The second blast hit near a military checkpoint to the capital’s north, in the town of Taji. At least 12 people, seven civilians and five troops among them, were killed in the attack. At least 32 people were wounded there, a police officer told AP.

Pictures and footage posted online reveal a huge column of black smoke billowing over the area.

On May 17, a string of bombings inside and outside the Iraqi capital as well as in Sadr City took the lives of over 70 people. Responsibility for the attacks was claimed by Islamic State (IS, formerly ISIS/ISIL) militants.

Islamic State has been using Iraqi city residents as human shields to stall the Iraqi Army, which has almost surrounded Fallujah. The city is strategically important due to its proximity to the capital, Baghdad. The UN estimated that prior to the government counter-offensive, commenced on May 22, there were about 50,000 civilians in Fallujah. Refugee NGOs say that only 18,000 of those have reached their camps.

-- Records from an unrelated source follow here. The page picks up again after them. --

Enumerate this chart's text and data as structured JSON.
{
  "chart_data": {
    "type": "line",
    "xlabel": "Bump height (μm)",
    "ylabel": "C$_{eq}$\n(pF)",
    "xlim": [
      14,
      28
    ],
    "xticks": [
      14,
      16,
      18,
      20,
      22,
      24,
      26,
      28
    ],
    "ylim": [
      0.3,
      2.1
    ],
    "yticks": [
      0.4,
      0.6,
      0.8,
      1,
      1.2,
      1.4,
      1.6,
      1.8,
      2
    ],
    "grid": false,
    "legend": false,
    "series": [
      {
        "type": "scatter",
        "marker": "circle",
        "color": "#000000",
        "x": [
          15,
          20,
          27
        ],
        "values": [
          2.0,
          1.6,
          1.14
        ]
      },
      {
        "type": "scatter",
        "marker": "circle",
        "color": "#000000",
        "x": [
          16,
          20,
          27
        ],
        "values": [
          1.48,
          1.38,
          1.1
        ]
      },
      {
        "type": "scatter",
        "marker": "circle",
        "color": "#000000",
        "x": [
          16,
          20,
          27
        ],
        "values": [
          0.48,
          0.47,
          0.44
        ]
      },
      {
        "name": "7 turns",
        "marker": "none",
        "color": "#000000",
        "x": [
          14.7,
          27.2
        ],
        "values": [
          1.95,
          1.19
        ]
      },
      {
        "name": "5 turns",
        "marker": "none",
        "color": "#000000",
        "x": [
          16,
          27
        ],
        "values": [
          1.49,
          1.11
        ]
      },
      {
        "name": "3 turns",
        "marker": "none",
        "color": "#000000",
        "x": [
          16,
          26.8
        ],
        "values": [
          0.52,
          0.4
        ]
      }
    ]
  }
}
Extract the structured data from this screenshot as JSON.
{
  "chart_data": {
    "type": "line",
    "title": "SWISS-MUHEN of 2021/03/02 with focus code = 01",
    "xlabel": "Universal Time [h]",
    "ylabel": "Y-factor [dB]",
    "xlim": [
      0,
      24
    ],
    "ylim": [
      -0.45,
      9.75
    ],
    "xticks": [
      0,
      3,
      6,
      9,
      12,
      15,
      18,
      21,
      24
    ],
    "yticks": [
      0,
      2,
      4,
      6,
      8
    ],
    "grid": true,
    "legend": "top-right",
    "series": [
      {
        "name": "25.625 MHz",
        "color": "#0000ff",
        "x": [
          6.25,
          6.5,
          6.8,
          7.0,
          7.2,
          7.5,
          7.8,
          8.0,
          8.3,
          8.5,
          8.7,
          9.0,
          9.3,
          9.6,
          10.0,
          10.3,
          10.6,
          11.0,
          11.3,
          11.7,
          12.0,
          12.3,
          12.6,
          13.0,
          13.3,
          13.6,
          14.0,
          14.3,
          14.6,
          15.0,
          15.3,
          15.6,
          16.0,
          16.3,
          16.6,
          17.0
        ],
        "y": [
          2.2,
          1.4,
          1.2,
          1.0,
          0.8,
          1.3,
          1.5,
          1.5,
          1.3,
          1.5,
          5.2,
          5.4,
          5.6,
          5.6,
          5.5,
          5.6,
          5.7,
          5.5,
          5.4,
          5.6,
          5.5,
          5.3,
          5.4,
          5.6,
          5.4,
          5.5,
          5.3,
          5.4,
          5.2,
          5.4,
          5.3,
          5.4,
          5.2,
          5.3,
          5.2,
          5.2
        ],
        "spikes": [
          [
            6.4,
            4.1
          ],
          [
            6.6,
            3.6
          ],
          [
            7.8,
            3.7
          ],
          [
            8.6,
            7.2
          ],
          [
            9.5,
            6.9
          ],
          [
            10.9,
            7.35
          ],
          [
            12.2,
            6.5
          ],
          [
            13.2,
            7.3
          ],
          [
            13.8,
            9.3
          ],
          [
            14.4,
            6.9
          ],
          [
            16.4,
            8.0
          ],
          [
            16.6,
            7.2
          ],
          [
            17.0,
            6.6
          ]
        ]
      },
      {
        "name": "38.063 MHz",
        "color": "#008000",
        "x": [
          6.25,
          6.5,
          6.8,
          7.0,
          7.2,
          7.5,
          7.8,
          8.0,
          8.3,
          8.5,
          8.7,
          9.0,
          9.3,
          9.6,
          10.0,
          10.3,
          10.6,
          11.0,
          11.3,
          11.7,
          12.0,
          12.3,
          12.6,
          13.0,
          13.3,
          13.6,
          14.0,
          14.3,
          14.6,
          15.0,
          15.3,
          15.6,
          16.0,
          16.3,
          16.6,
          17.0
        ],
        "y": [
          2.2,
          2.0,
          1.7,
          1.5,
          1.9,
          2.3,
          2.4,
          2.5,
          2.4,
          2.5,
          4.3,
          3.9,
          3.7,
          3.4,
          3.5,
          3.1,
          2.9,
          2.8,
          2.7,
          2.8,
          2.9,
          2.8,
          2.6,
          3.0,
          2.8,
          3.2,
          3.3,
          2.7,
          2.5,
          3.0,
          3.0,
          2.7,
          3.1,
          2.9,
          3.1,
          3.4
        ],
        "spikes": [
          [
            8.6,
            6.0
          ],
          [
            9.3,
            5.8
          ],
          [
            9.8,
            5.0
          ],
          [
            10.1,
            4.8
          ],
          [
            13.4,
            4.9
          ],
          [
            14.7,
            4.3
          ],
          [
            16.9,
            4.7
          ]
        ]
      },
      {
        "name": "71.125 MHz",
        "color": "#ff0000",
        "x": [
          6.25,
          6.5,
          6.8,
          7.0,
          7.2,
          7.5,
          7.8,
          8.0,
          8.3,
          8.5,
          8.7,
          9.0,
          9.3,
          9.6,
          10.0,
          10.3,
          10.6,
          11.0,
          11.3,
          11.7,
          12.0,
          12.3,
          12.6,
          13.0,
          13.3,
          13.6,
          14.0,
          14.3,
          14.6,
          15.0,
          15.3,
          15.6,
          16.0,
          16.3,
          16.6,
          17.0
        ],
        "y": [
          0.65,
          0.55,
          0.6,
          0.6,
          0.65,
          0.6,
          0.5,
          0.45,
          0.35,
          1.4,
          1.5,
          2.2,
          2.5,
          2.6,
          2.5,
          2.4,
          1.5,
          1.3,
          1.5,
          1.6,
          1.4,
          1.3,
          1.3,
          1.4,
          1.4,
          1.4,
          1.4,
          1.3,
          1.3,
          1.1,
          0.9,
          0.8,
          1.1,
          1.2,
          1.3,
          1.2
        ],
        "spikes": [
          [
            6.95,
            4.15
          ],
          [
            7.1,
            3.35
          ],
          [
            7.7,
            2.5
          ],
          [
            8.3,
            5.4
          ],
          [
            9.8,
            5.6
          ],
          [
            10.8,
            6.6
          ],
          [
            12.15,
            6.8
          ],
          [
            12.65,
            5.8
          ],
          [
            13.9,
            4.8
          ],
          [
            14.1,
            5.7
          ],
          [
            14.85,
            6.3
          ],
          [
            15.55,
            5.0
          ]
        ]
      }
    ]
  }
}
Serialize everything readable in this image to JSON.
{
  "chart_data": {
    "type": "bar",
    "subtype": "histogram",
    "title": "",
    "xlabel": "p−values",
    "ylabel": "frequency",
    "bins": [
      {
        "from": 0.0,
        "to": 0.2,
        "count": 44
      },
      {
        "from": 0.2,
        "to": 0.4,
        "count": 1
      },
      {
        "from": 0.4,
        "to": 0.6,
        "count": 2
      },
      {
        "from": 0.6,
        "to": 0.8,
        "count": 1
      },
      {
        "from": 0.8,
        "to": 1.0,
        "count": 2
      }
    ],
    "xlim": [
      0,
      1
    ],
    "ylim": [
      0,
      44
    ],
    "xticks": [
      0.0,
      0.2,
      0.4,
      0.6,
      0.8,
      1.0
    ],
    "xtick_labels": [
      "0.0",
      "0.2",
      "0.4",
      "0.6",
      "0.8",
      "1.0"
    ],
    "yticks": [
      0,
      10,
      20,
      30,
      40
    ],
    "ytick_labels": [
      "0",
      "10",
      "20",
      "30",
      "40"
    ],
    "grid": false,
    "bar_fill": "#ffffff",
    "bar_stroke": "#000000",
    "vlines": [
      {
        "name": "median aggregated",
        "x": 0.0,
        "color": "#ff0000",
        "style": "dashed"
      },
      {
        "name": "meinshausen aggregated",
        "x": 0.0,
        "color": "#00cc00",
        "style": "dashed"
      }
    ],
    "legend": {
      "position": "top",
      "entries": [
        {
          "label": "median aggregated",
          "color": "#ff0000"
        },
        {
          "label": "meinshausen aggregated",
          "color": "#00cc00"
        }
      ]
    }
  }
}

READ MORE: Over 70 killed in triple Baghdad bombings, more than 140 injured

Fallujah has been under IS control since January 2014. Last month, the Pentagon said the radical Islamist group had lost 45 percent of its gains in Iraq, and a fifth of its territory in Syria. An attack on the city of Mosul is likely to be the next big target for the government, and its international coalition backers.